If you have left a church that did you harm, then good for you! 

If you have a church and you are happy where you are, then good for you too! 

If you are able to still have a relationship with God/Universe/Source (whatever feels comfortable to you) but do not go to church, then good for you! 

If you are not ready to have a relationship with God/Universe/Source, then good for you! 

I celebrate all of you! And I SEE all of you. 

Only you get to decide how you handle a painful situation. And whatever decision you have made, please trust it is the right decision for you right now. 
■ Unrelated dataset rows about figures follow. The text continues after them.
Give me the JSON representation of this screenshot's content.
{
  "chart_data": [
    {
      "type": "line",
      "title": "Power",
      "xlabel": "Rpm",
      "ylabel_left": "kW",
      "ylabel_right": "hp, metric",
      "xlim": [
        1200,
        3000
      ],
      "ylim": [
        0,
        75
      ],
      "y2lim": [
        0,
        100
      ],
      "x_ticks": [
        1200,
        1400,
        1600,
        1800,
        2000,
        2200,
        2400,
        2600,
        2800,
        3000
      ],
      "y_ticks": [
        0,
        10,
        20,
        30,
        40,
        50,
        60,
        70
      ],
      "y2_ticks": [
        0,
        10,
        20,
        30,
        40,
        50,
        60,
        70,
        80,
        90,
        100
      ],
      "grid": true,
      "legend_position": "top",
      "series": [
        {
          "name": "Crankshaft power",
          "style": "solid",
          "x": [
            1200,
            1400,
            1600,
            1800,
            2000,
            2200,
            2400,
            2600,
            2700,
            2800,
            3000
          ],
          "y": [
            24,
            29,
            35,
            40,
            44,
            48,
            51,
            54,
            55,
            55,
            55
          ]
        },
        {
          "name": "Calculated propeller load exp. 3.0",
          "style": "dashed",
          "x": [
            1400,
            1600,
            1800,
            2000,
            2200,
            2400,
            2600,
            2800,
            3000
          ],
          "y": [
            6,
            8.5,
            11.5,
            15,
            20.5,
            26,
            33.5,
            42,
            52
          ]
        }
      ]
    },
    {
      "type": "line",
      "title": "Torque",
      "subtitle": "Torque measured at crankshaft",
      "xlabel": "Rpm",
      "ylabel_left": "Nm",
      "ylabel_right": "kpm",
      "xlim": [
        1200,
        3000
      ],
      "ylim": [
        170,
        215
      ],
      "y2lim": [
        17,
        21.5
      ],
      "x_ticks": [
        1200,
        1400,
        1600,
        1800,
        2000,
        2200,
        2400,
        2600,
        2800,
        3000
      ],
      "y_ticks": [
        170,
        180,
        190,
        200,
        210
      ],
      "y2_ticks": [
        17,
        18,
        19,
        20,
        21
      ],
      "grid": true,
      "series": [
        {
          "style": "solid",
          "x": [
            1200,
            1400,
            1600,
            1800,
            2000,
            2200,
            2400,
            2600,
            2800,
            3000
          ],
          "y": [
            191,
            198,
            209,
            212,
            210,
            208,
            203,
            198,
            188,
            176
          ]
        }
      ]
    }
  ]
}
I think that, whatever you decide, part of the process may have to include deconstructing your religious or spiritual beliefs. Drumsta (2022) discusses this process as “piecing apart one’s beliefs to find what is real or true while detoxing from unhealthy mindsets and structures.” Each religious authority will have their own interpretation of the Bible or God’s teachings and we each are then responsible for deciding if we agree with that specific teacher’s interpretation. This can be true for a specific teacher or a complete religion (for example, if you disagree with the Catholic church’s stand on abortion). This seems much easier to do if you were not already indoctrinated within some religion. If you were, I do hope that you get the help of a therapist who can help with figuring this out. One point though, some therapists may be just as indoctrinated as the next congregation member, so you will want to make sure this person knows how to deal with religious trauma.

If you want to have that relationship with God/Universe/Source, but do not know what to do, then it may be time for some self-reflection. How do you want to develop that relationship with the Divine? If it involves church, then maybe it’s time for some research. Ask your friends about their churches. Attend several different churches where you feel called to attend. After the service, check in to see how you felt. What doctrine were they describing? Did it feel good to you? If it feels right to you, you will know. Remember back to what we discussed about “yes” and “no” energy. Go with what your gut tells you. 

For me, I wanted to work with someone who believes, like me, that God is a loving, forgiving, and compassionate being who only wants the best for us. As for church, I currently still feel very jaded about many of the structured, organized religions. I know they are not all like Methodists or Catholics or Baptists, but I also am not feeling motivated enough to try. I’ve done enough deconstruction to know that I want my church to support all sexual orientations and all races/ethnicities. I want a church that is inclusive and supportive - not divisive and controlling. 

When I was going through my spiritual crisis and talking with Linda about it, she shared a video of a pastor talking about how he works with new people. I instantly felt comfortable with his approach to non-Christians. I found him online and learned he was a pastor at a nondenominational church. And his church streams their service online and so I started watching his services. When he changed churches, I “moved” with him. 

Recently, I decided maybe I might be ready to consider a nondenominational church that is local. I have been reading the Bible on the YouVersion app. They have a “Discover” section that allows you to find churches in your area (Note, this is not an advertisement for this app and I will not receive anything if you use it. I’m sharing it because I found it helpful). I found one that streams their service online too and I was able to check out their website. They talked about being for this area, for the children, for families, and for racial unity - and all of their programs backed that up. So I started watching their online services. I have watched them for several weeks now. What I have noticed is that their message has remained true to their stated beliefs on their website and that feels authentic to me. I am building my courage up to go there in person. I’m even considering being baptized. But, one step at a time!

I hope you can find what feels right for you. I would be very honored if you walked some of that journey with me. I certainly will continue to share my journey on this as I go along, because this is still a work in progress.